I am pleased to announce two guest presentations with AI-related topics that are scheduled for Wednesday, Jan 25, 14:30 (s.t.) to 16:30 in  Room WE5/04.004.

These  two talks replace our Seminar meeting on that day. Please try to join the talks instead.

Best wishes,  Christoph


Wed 25.1., 14:30 (s.t.) to 15:25, Room WE5/04.004

  • Prof. Dr. Alexander Steen (Uni Greifswald)
  • A standard translation for higher-order modal logics
  • Abstract: Standard translations are a common tool for encoding modal logic  formulas into classical logic in a truth-preserving way. Common standard  translations include the mapping of propositional modal logic into unsorted first- order logic, and the mapping of first-order modal logic into many-sorted first- order logic.

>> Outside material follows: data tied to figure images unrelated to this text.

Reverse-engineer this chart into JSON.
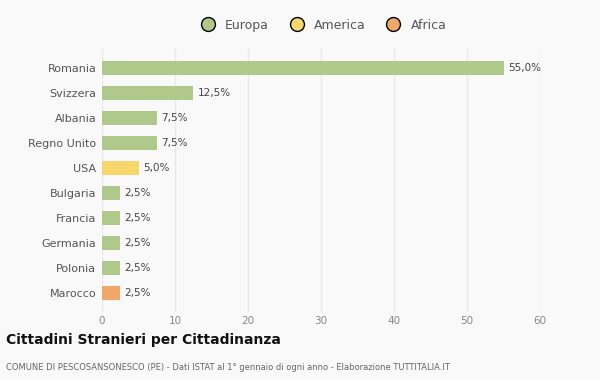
{
  "categories": [
    "Romania",
    "Svizzera",
    "Albania",
    "Regno Unito",
    "USA",
    "Bulgaria",
    "Francia",
    "Germania",
    "Polonia",
    "Marocco"
  ],
  "values": [
    55.0,
    12.5,
    7.5,
    7.5,
    5.0,
    2.5,
    2.5,
    2.5,
    2.5,
    2.5
  ],
  "labels": [
    "55,0%",
    "12,5%",
    "7,5%",
    "7,5%",
    "5,0%",
    "2,5%",
    "2,5%",
    "2,5%",
    "2,5%",
    "2,5%"
  ],
  "continents": [
    "Europa",
    "Europa",
    "Europa",
    "Europa",
    "America",
    "Europa",
    "Europa",
    "Europa",
    "Europa",
    "Africa"
  ],
  "colors": {
    "Europa": "#aec98a",
    "America": "#f5d76e",
    "Africa": "#f0a868"
  },
  "legend": [
    "Europa",
    "America",
    "Africa"
  ],
  "legend_colors": [
    "#aec98a",
    "#f5d76e",
    "#f0a868"
  ],
  "xlim": [
    0,
    60
  ],
  "xticks": [
    0,
    10,
    20,
    30,
    40,
    50,
    60
  ],
  "title": "Cittadini Stranieri per Cittadinanza",
  "subtitle": "COMUNE DI PESCOSANSONESCO (PE) - Dati ISTAT al 1° gennaio di ogni anno - Elaborazione TUTTITALIA.IT",
  "background_color": "#f9f9f9",
  "grid_color": "#e8e8e8",
  "bar_height": 0.55
}
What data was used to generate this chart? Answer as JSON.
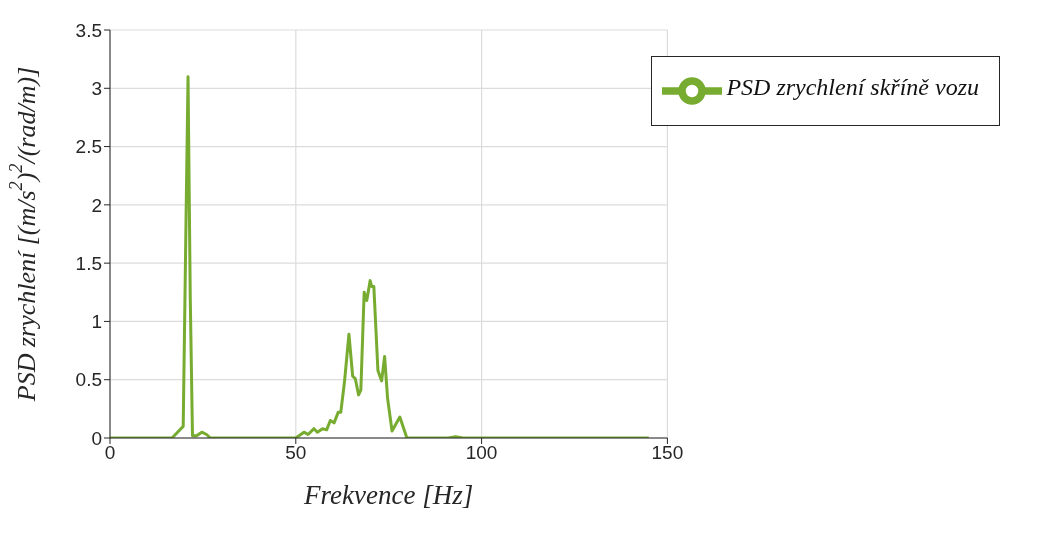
{
  "chart_data": {
    "type": "line",
    "xlabel": "Frekvence [Hz]",
    "ylabel": "PSD zrychlení [(m/s$^{2}$)$^{2}$/(rad/m)]",
    "xlim": [
      0,
      150
    ],
    "xticks": [
      0,
      50,
      100,
      150
    ],
    "ylim": [
      0,
      3.5
    ],
    "yticks": [
      0,
      0.5,
      1,
      1.5,
      2,
      2.5,
      3,
      3.5
    ],
    "grid": true,
    "legend": "top right",
    "marker": "none",
    "line_style": "solid",
    "series": [
      {
        "name": "PSD zrychlení skříně vozu",
        "color": "#77ac30",
        "x": [
          0,
          10,
          16.7,
          18.5,
          19.7,
          20.3,
          21,
          21.6,
          22.2,
          23.3,
          24.7,
          26,
          27,
          30,
          40,
          50,
          52.2,
          53.3,
          54.9,
          55.8,
          57.2,
          58.3,
          59.3,
          60.3,
          61.4,
          62.1,
          63.1,
          64.3,
          65.3,
          66,
          66.9,
          67.5,
          68.4,
          69.1,
          70,
          70.4,
          71,
          72.1,
          73.1,
          73.9,
          74.7,
          75.9,
          78,
          79.9,
          85,
          91,
          93,
          95,
          110,
          130,
          145
        ],
        "values": [
          0,
          0,
          0,
          0.06,
          0.1,
          1.5,
          3.1,
          1.2,
          0.02,
          0.02,
          0.05,
          0.03,
          0,
          0,
          0,
          0,
          0.05,
          0.03,
          0.08,
          0.05,
          0.08,
          0.07,
          0.15,
          0.13,
          0.22,
          0.22,
          0.48,
          0.89,
          0.53,
          0.51,
          0.37,
          0.41,
          1.25,
          1.18,
          1.35,
          1.3,
          1.3,
          0.58,
          0.49,
          0.7,
          0.34,
          0.06,
          0.18,
          0,
          0,
          0,
          0.01,
          0,
          0,
          0,
          0
        ]
      }
    ]
  }
}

In contrast, encodings into higher-order logic (HOL) offer more  flexibility and expressivity. In my talk, I will present ongoing work for a novel  translation of higher-order (multi-)modal logics into HOL that supports both rigid  and flexible constant/function symbols, different quantification semantics, local  and global hypotheses. This work extends and partly simplifies previous work on  semantic embeddings. A preliminary evaluation is presented.


Wed 25.1., 15:30 (s.t.) to 16:30, Room WE5/04.004

  • Dr. Serge Autexier (Director of the Bremen Ambient Assisted Living Lab, DFKI Bremen)
  • Security and Privacy by Design in the development of multi-center-based  machine learning for personalized health and care: some best practices and  practical challenges 
  • Abstract: Security and privacy are of utmost importance for systems processing  personal health data. The talk presents the impact of security and privacy  requirements on the research and development of a platform to train machine  learning models on real patient data from multiple sources in a multi-centre  setting. It discusses how they affect the design of the system architecture, the  choice of methods as well as the whole the whole research and development  process itself. The presentation is based on experiences from two European  research projects concerned with developing machine learning based  personalized risk predictions for cancer patients and COPD patients and sheds a  light on the peculiarities of the used data, the target variables to predict and the  mechanisms based on predictive models to support medical personnel.